By Paul Dobbyn
The inside of Annerley’s Mary Immaculate Church, left drenched and muddied by the November 27 super storm in Brisbane, has been cleaned up and now looks “almost as if nothing has happened”, parish priest Fr Adrian Sharp said.
“We had the troops in for a working bee on Saturday,” he said.
“We all worked most of the day scrubbing down walls, washing pews and the floor where possible.
“The carpets are gradually drying out although they are very discoloured and will need cleaning.”
Nearly every southwards-facing stained-glass window in the church was smashed and roof tiles were lifted by the ferocious storm which carved a swathe of destruction in a narrow corridor through inner city suburbs Annerley, Dutton Park, Kangaroo Point and the CBD.
Considerable damage to Church property was caused by the storm, described by Queensland Premier Campbell Newman as “arguably the worst since 1985 for this city”.
Nine Catholic schools were shut down the following day, including historic All Hallows’ which had sections of the roof lifted on the old convent and the original classroom block, resulting in considerable water damage.
Other churches in the corridor of destruction, including St Joseph’s Church, Kangaroo Point; and St Benedict’s Church, East Brisbane, were also damaged.
The three Sunday Masses at Mary Immaculate Church were held at Annerley’s Marymac Community Centre, and Mass was not held at either St Joseph’s or St Benedict’s churches.
Wind and hail damage was also sustained by Church offices including Brisbane Catholic Education at Dutton Park and some within the St Stephen’s Cathedral precinct.
BCE communications and marketing manager John Phelan said sections of the head office had been “extensively damaged”.
“A section of roof has been lifted on the old wing of the office, making one of the IT areas uninhabitable,” he said.
“The newer part seems generally okay but electricians are checking before staff is allowed to return, just to be on the safe side.”
Hail had damaged at least 60 cars in the BCE headquarters’ carpark, he said.
“Twenty to 25 cars, including several fleet cars, look likely to be write-offs,” he said.
“One woman had taken delivery of her new car half an hour earlier … it finished up looking like someone had been bashing it for ages with a hammer.”

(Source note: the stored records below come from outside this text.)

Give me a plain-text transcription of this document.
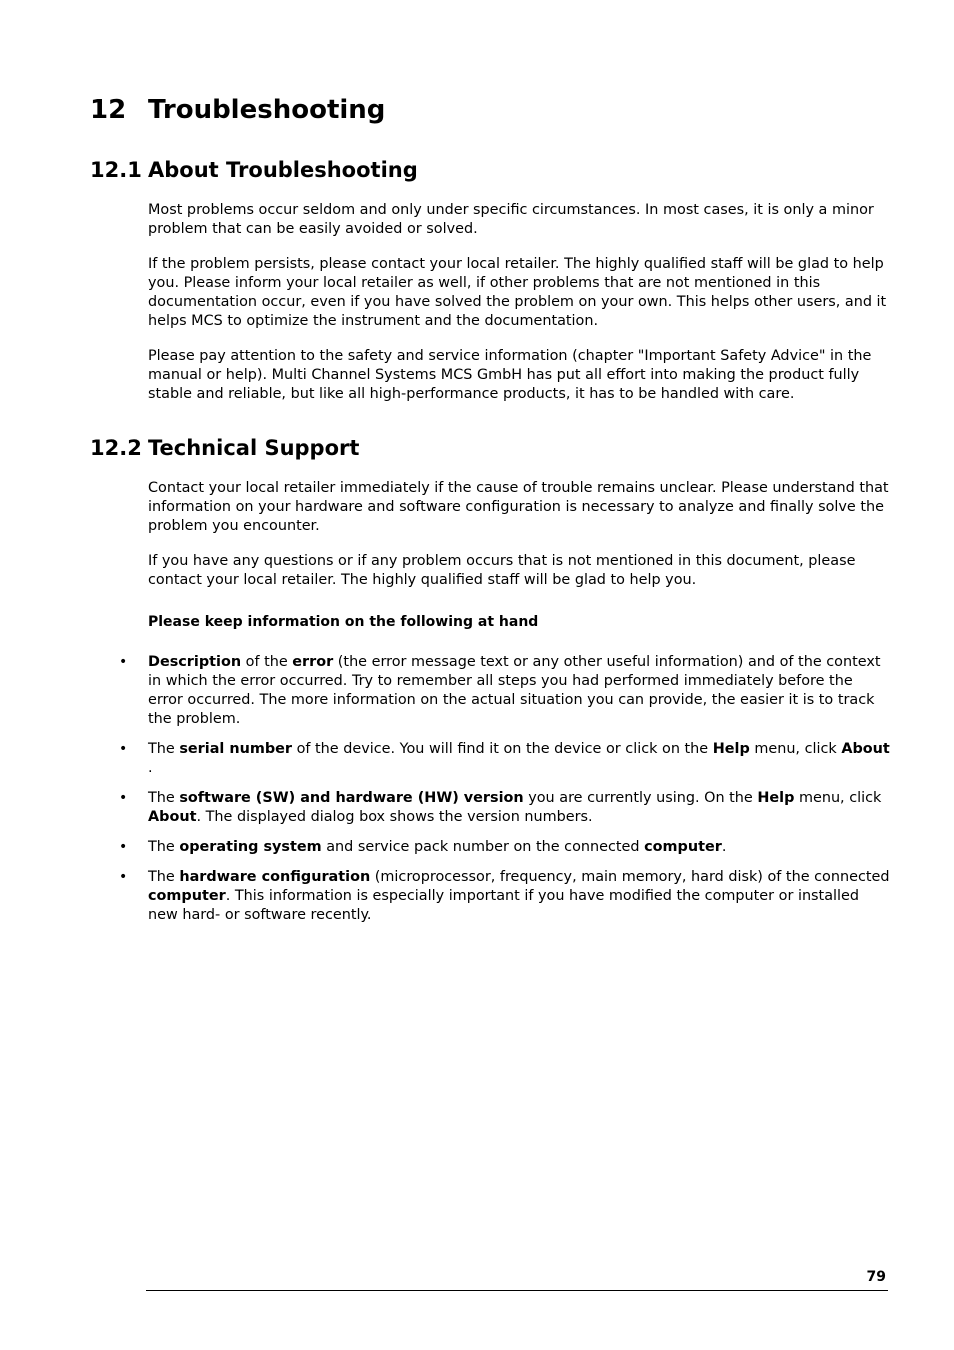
12 Troubleshooting
12.1 About Troubleshooting

Most problems occur seldom and only under specific circumstances. In most cases, it is only a minor problem that can be easily avoided or solved.

If the problem persists, please contact your local retailer. The highly qualified staff will be glad to help you. Please inform your local retailer as well, if other problems that are not mentioned in this documentation occur, even if you have solved the problem on your own. This helps other users, and it helps MCS to optimize the instrument and the documentation.

Please pay attention to the safety and service information (chapter "Important Safety Advice" in the manual or help). Multi Channel Systems MCS GmbH has put all effort into making the product fully stable and reliable, but like all high-performance products, it has to be handled with care.

12.2 Technical Support

Contact your local retailer immediately if the cause of trouble remains unclear. Please understand that information on your hardware and software configuration is necessary to analyze and finally solve the problem you encounter.

If you have any questions or if any problem occurs that is not mentioned in this document, please contact your local retailer. The highly qualified staff will be glad to help you.

Please keep information on the following at hand

• Description of the error (the error message text or any other useful information) and of the context in which the error occurred. Try to remember all steps you had performed immediately before the error occurred. The more information on the actual situation you can provide, the easier it is to track the problem.
• The serial number of the device. You will find it on the device or click on the Help menu, click About .
• The software (SW) and hardware (HW) version you are currently using. On the Help menu, click About. The displayed dialog box shows the version numbers.
• The operating system and service pack number on the connected computer.
• The hardware configuration (microprocessor, frequency, main memory, hard disk) of the connected computer. This information is especially important if you have modified the computer or installed new hard- or software recently.
79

Brisbane Archbishop Mark Coleridge was in Sydney when the storm struck, but he recalled going through a similar storm in Canberra, describing it as “terrifying”.
“We had havoc in St Stephen’s Cathedral precinct, although mercifully, the cathedral itself wasn’t too badly hit,” he said.
“But schools and churches in places like Kangaroo Point, Annerley and Moorooka were really battered, and that’s been stressful for those communities.”
Archbishop Coleridge likened the life of the Church with the monster storm.
“The Church is regularly battered by super-cell storms of one kind or another,” he said.
“The crisis of sexual abuse is the latest and one of the worst.
“Damage is done, but we pick up the pieces and rebuild not only buildings but lives as well.
“The Church has to be rebuilt again and again and again – as long as the storms keep coming.”